En décembre 2018, la Malaisie a souhaité reprendre le contrôle de l’espace aérien et maritime de Johor, un État du sud de la Malaisie et voisin de Singapour. En effet, la Malaisie avait l’habitude de déléguer l’espace aérien du sud de Johor à Singapour, qui fournissait alors des services de contrôle du trafic aérien.
Pendant cette période, près de la moitié des commentaires relatifs à la congestion du trafic postés sur les réseaux sociaux ou certains « médias alternatifs » provenaient de comptes anonymes, a rapporté Today Online.
Les négociations ont duré plusieurs mois jusqu’à ce qu’un accord entre les deux pays soit conclu en avril 2019.
Singapour a d’abord fait partie de la Malaisie lorsque celle-ci a été créée en 1963 dans le cadre d’une union entre la Fédération de Malaisie et d’anciennes colonies britanniques. Mais la ville est devenue indépendante seulement deux ans plus tard, à la suite de désaccords politiques et économiques ainsi que de tensions ethniques.
Interdiction aux étrangers d’œuvrer pour des activités politiques
Outre les restrictions de contenu, la loi devrait également être plus stricte à l’égard des personnalités politiques recevant des dons en les obligeant à divulguer leur « affiliation à des entités étrangères ». Elle interdirait également aux étrangers de se porter volontaires pour des activités politiques.

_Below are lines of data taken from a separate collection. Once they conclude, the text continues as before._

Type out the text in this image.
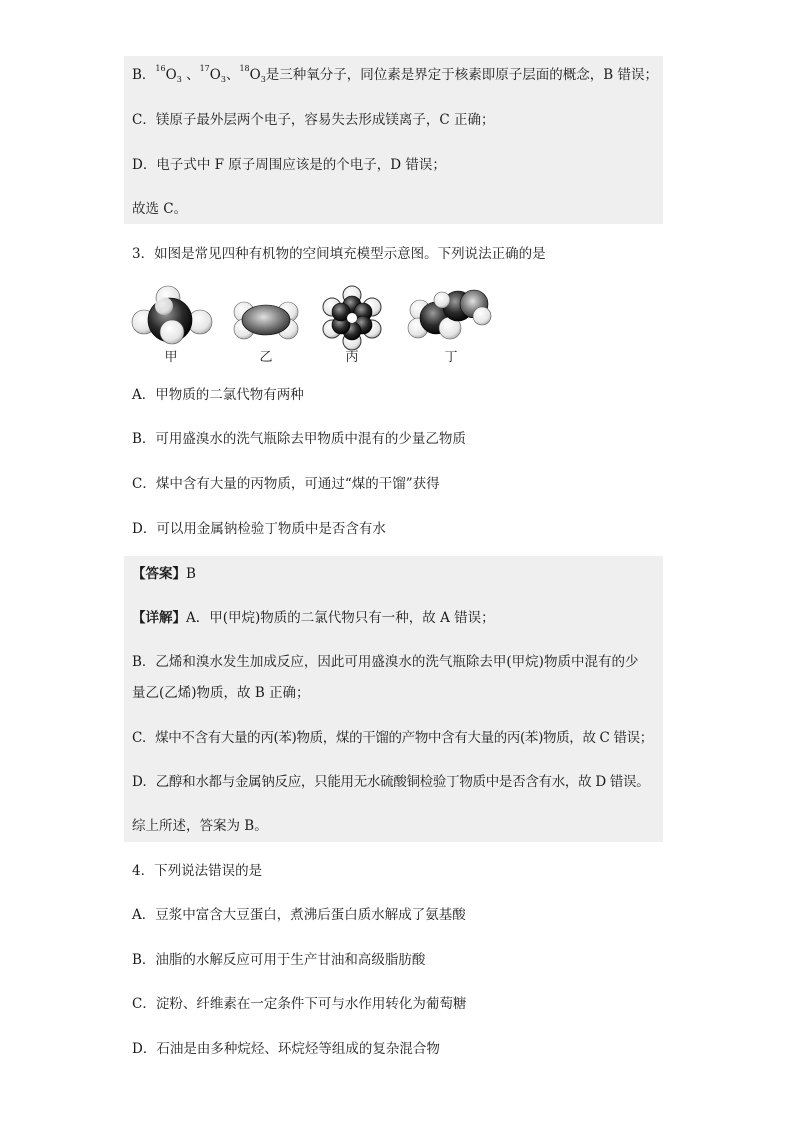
B．$^{16}$O3 、$^{17}$O3、$^{18}$O3是三种氧分子，同位素是界定于核素即原子层面的概念，B 错误；
C．镁原子最外层两个电子，容易失去形成镁离子，C 正确；
D．电子式中 F 原子周围应该是的个电子，D 错误；
故选 C。
3．如图是常见四种有机物的空间填充模型示意图。下列说法正确的是
甲	乙	丙	丁
A．甲物质的二氯代物有两种
B．可用盛溴水的洗气瓶除去甲物质中混有的少量乙物质
C．煤中含有大量的丙物质，可通过“煤的干馏”获得
D．可以用金属钠检验丁物质中是否含有水
【答案】B
【详解】A．甲(甲烷)物质的二氯代物只有一种，故 A 错误；
B．乙烯和溴水发生加成反应，因此可用盛溴水的洗气瓶除去甲(甲烷)物质中混有的少
量乙(乙烯)物质，故 B 正确；
C．煤中不含有大量的丙(苯)物质，煤的干馏的产物中含有大量的丙(苯)物质，故 C 错误；
D．乙醇和水都与金属钠反应，只能用无水硫酸铜检验丁物质中是否含有水，故 D 错误。
综上所述，答案为 B。
4．下列说法错误的是
A．豆浆中富含大豆蛋白，煮沸后蛋白质水解成了氨基酸
B．油脂的水解反应可用于生产甘油和高级脂肪酸
C．淀粉、纤维素在一定条件下可与水作用转化为葡萄糖
D．石油是由多种烷烃、环烷烃等组成的复杂混合物
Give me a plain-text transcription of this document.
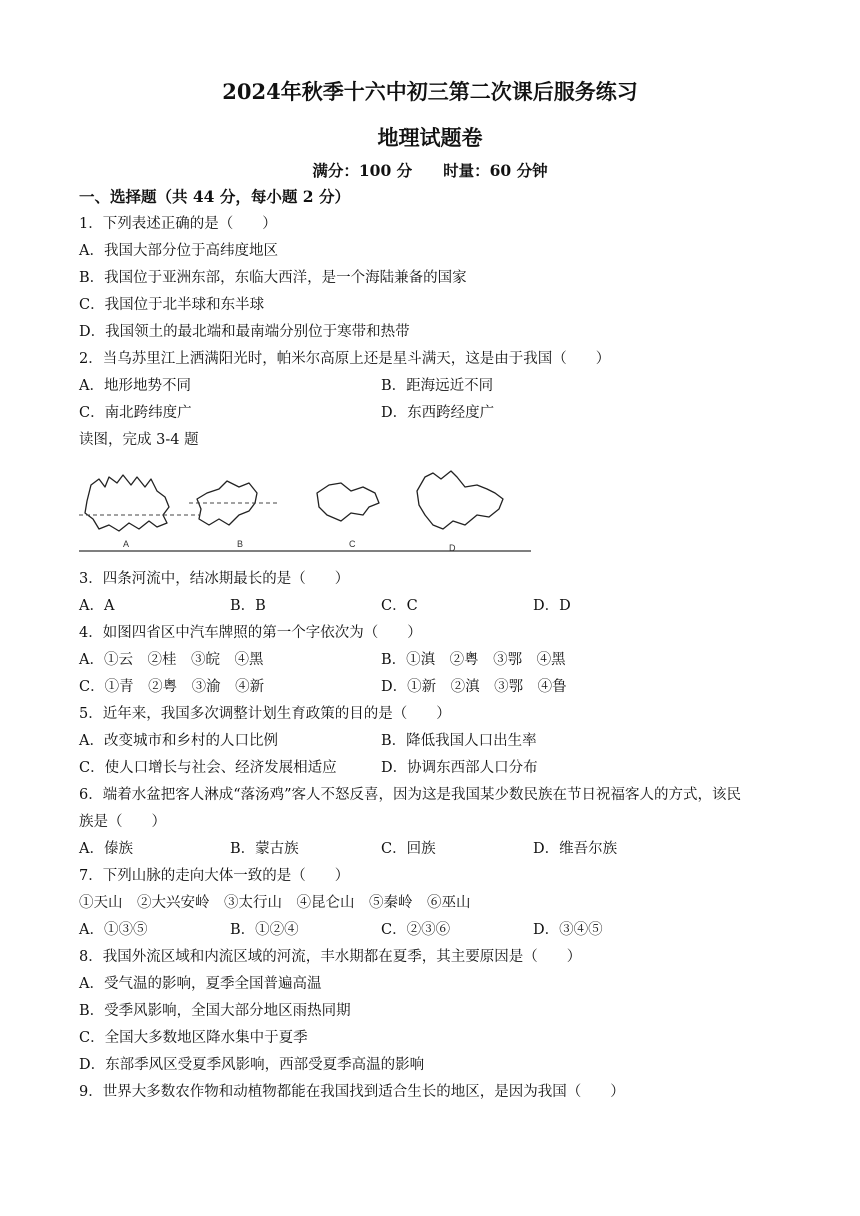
2024年秋季十六中初三第二次课后服务练习
地理试题卷
满分：100 分　　时量：60 分钟
一、选择题（共 44 分，每小题 2 分）
1．下列表述正确的是（　　）
A．我国大部分位于高纬度地区
B．我国位于亚洲东部，东临大西洋，是一个海陆兼备的国家
C．我国位于北半球和东半球
D．我国领土的最北端和最南端分别位于寒带和热带
2．当乌苏里江上洒满阳光时，帕米尔高原上还是星斗满天，这是由于我国（　　）
A．地形地势不同	B．距海远近不同
C．南北跨纬度广	D．东西跨经度广
读图，完成 3-4 题
A	B	C	D
3．四条河流中，结冰期最长的是（　　）
A．A	B．B	C．C	D．D
4．如图四省区中汽车牌照的第一个字依次为（　　）
A．①云　②桂　③皖　④黑	B．①滇　②粤　③鄂　④黑
C．①青　②粤　③渝　④新	D．①新　②滇　③鄂　④鲁
5．近年来，我国多次调整计划生育政策的目的是（　　）
A．改变城市和乡村的人口比例	B．降低我国人口出生率
C．使人口增长与社会、经济发展相适应	D．协调东西部人口分布
6．端着水盆把客人淋成“落汤鸡”客人不怒反喜，因为这是我国某少数民族在节日祝福客人的方式，该民
族是（　　）
A．傣族	B．蒙古族	C．回族	D．维吾尔族
7．下列山脉的走向大体一致的是（　　）
①天山　②大兴安岭　③太行山　④昆仑山　⑤秦岭　⑥巫山
A．①③⑤	B．①②④	C．②③⑥	D．③④⑤
8．我国外流区域和内流区域的河流，丰水期都在夏季，其主要原因是（　　）
A．受气温的影响，夏季全国普遍高温
B．受季风影响，全国大部分地区雨热同期
C．全国大多数地区降水集中于夏季
D．东部季风区受夏季风影响，西部受夏季高温的影响
9．世界大多数农作物和动植物都能在我国找到适合生长的地区，是因为我国（　　）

Les citoyens de Singapour devront déclarer leur participation à des organes politiques ou législatifs étrangers pour que le gouvernement puisse « exercer un contrôle sur ces personnes », a déclaré le ministère de l’intérieur.
Singapour est connu pour sa politique stricte en matière de liberté d’expression et occupe la 160ème place dans le classement mondial de la liberté de la presse établi par Reporters sans frontières en 2021. Le projet de loi a de fortes chances d’être adopté, car le parti au pouvoir détient plus de 80 % des sièges au parlement.